J’imagine que c’est plus logique… mais tout le principe de la série, c’est quand même qu’il y a des marcheurs morts qui se déplacent en permanence et en meute, quoi. Je suis étonné, mais ça fait une jolie scène digne de Pokémon ces zombies qui surgissent des hautes herbes !

Concrètement, tout le début d’épisode nous montre Gabriel et Aaron en errance dans un monde post-apocalyptique bien triste et jonché de cadavres. J’aime bien l’idée, mais c’est assez paradoxal après dix saisons : on a compris. Et on a du mal à croire qu’Aaron puisse encore être affecté des familles mortes qu’il croise en chemin : il en a vu plus d’une quoi.

J’ai moins de mal à comprendre que Gabriel soit triste de voire une boîte de conserve éclatée par une balle de fusil, par exemple. La bouffe, c’est sacré, bordel, il faut la conserver. Surtout maintenant, après autant d’années. Ils décident donc d’aller sur le toit d’un supermarché pour y accéder, et c’est sacrément triste.

En effet, Gabriel y trouve un couple qui demandait de l’aide à la peinture sur le sol et qui est mort enlacé sur son lit… à côté d’un ou deux cadavres zombifiés et menottés ? C’est peu rassurant. Après ça, Gabriel fait ce qu’il peut pour garder sa foi et pour convaincre Aaron de le suivre vers un lieu supplémentaire, le « un de plus » du titre.

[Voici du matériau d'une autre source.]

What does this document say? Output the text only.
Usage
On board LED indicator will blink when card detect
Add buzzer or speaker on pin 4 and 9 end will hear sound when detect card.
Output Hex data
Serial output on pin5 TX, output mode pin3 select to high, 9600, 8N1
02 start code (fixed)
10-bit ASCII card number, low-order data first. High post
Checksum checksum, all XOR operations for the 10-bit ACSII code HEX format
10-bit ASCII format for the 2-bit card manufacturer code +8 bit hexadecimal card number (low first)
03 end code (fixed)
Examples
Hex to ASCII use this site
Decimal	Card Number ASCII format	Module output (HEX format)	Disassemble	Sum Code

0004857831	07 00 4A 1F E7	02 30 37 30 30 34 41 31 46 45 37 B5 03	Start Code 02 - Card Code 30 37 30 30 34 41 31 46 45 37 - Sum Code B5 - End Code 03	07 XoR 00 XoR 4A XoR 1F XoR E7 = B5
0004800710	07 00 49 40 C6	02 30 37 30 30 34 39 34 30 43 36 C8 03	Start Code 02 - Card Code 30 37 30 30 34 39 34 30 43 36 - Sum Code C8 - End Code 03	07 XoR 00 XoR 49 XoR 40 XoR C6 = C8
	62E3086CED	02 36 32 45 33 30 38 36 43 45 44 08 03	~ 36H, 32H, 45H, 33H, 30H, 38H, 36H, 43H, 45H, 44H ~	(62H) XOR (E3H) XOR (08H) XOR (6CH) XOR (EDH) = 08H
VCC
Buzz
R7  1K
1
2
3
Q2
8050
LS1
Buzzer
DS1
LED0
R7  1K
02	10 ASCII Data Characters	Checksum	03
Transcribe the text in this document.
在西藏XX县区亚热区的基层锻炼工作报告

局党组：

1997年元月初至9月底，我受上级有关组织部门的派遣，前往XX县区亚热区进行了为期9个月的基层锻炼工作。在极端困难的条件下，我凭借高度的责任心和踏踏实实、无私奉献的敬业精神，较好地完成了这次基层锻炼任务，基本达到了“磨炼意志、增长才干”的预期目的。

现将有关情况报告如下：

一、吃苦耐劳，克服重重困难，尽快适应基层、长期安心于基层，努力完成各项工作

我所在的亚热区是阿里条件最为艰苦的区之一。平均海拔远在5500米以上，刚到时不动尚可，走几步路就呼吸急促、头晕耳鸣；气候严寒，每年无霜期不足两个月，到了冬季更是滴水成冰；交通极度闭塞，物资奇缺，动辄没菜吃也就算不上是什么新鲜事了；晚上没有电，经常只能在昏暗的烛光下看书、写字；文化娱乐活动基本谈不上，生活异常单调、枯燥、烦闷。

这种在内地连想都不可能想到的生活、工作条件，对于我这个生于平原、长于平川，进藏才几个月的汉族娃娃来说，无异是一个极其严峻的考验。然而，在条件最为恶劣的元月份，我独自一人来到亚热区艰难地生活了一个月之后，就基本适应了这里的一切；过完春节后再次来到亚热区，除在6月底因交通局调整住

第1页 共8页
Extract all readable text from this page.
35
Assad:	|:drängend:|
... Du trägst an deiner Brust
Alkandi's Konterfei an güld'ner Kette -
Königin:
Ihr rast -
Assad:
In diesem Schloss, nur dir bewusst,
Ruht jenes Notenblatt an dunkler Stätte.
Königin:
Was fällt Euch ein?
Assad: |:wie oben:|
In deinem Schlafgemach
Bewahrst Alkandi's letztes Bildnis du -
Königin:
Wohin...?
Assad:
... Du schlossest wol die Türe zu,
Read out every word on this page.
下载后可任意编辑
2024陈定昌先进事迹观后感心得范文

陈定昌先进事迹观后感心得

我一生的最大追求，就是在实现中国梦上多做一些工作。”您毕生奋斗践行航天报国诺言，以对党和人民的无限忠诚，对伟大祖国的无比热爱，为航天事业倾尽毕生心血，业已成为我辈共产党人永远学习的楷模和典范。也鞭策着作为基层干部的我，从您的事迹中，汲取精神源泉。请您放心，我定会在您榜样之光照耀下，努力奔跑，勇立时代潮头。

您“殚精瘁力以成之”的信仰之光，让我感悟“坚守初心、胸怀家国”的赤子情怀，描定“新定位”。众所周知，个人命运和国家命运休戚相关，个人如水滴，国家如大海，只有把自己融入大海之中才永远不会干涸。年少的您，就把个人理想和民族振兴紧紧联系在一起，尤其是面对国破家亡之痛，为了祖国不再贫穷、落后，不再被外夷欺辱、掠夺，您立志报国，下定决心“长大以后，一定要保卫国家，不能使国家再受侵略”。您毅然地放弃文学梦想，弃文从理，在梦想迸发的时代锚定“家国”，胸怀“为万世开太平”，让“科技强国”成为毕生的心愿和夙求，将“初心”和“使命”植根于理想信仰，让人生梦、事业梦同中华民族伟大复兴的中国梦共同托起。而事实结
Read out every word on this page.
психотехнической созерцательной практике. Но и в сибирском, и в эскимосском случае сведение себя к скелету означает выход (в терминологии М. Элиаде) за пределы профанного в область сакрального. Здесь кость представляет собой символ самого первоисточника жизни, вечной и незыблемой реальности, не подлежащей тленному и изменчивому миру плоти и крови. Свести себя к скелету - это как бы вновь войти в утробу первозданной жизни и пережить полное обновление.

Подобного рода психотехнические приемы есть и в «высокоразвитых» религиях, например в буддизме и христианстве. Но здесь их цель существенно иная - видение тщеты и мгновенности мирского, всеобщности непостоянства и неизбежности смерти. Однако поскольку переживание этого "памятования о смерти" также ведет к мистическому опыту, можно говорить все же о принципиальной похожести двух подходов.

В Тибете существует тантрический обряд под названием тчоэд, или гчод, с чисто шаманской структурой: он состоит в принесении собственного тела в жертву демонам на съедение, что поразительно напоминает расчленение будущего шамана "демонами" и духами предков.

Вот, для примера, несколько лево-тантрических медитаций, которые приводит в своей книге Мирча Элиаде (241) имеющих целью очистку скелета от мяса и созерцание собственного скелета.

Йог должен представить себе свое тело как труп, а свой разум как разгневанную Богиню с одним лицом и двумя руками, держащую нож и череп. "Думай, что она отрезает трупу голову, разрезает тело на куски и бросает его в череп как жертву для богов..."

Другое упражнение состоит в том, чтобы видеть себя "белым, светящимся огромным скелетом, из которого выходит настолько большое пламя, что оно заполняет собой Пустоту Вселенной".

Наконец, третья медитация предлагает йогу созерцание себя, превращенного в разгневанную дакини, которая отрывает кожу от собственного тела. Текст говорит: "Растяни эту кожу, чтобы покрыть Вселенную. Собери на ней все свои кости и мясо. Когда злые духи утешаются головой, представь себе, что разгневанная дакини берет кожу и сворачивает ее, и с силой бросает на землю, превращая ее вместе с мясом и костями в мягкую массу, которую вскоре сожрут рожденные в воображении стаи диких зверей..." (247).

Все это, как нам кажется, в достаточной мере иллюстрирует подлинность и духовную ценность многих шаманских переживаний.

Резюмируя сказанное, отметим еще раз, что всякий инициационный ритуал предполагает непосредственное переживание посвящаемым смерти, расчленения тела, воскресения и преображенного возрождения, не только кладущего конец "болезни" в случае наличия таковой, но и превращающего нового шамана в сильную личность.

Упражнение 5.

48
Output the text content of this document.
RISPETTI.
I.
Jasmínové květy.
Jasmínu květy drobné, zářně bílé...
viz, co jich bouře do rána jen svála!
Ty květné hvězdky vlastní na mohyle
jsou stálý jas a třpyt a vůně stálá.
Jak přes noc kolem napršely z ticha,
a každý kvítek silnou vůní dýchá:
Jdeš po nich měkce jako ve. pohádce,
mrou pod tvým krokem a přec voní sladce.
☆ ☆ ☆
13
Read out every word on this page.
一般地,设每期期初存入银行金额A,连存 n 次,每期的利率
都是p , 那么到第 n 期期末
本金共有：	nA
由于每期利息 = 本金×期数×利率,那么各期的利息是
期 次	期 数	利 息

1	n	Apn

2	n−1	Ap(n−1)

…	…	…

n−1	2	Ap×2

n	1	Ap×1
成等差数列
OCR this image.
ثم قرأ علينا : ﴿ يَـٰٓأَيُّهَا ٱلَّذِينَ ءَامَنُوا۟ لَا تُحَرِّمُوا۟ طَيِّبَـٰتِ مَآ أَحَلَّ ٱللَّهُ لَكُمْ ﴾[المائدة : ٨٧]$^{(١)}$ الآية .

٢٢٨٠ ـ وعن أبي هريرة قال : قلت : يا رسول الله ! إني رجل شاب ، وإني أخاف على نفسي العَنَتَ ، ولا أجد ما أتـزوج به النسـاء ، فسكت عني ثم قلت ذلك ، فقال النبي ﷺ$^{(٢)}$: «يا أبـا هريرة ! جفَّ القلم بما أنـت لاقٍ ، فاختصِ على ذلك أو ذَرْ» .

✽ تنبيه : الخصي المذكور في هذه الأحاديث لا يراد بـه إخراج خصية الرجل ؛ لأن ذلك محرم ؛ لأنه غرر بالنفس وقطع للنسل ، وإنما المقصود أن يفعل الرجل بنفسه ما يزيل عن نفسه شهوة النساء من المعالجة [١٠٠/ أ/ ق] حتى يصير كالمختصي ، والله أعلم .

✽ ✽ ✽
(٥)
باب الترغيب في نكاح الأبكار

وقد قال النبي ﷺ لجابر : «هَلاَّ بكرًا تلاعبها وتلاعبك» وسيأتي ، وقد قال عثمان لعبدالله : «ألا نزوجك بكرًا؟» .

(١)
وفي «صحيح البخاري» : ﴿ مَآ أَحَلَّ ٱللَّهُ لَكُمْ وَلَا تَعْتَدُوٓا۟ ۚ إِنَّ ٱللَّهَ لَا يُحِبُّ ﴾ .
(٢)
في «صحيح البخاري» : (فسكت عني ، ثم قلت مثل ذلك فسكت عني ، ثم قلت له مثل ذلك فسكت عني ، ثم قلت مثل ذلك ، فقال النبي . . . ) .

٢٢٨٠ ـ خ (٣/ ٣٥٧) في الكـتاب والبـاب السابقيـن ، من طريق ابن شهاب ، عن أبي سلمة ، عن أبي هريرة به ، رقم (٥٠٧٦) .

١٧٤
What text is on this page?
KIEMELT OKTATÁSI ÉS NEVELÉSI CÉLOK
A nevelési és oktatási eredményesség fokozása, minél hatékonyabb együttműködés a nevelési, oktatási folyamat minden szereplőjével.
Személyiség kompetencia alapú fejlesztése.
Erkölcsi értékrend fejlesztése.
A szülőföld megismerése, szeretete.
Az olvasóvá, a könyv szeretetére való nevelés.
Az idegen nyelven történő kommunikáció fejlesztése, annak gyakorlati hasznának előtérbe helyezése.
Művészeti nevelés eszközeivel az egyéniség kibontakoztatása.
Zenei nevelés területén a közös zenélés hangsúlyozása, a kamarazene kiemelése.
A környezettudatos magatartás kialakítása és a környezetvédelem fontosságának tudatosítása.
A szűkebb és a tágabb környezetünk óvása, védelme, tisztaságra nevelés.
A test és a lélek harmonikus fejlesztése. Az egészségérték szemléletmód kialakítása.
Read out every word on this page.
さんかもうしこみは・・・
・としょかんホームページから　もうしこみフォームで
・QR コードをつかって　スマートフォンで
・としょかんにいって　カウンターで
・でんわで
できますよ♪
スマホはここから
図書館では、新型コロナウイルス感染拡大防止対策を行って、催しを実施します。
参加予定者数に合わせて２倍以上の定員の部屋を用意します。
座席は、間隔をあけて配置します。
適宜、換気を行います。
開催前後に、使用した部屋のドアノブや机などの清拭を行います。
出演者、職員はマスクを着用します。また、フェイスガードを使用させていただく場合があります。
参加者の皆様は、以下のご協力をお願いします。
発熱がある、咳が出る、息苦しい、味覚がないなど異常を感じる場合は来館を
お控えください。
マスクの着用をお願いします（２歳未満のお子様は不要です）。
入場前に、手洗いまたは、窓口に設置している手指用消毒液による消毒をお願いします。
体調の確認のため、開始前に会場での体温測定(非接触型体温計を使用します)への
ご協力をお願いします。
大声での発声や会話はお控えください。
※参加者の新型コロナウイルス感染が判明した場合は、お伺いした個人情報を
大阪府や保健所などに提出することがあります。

On découvre enfin ce qu’il en est de leur errance : Maggie leur a laissé une carte avec des indications précises de lieux dans lesquels il pourrait y avoir quelques ressources utiles. Ils essuient les échecs pendant tout l’épisode, et même avant celui-ci, mais Gabriel veut y croire. Le destin le lui rend bien en le faisant tomber dans la boue à cause d’un zombie. J’ai tellement ri de le voir recouvert de boue. J’approuve ce nouveau look.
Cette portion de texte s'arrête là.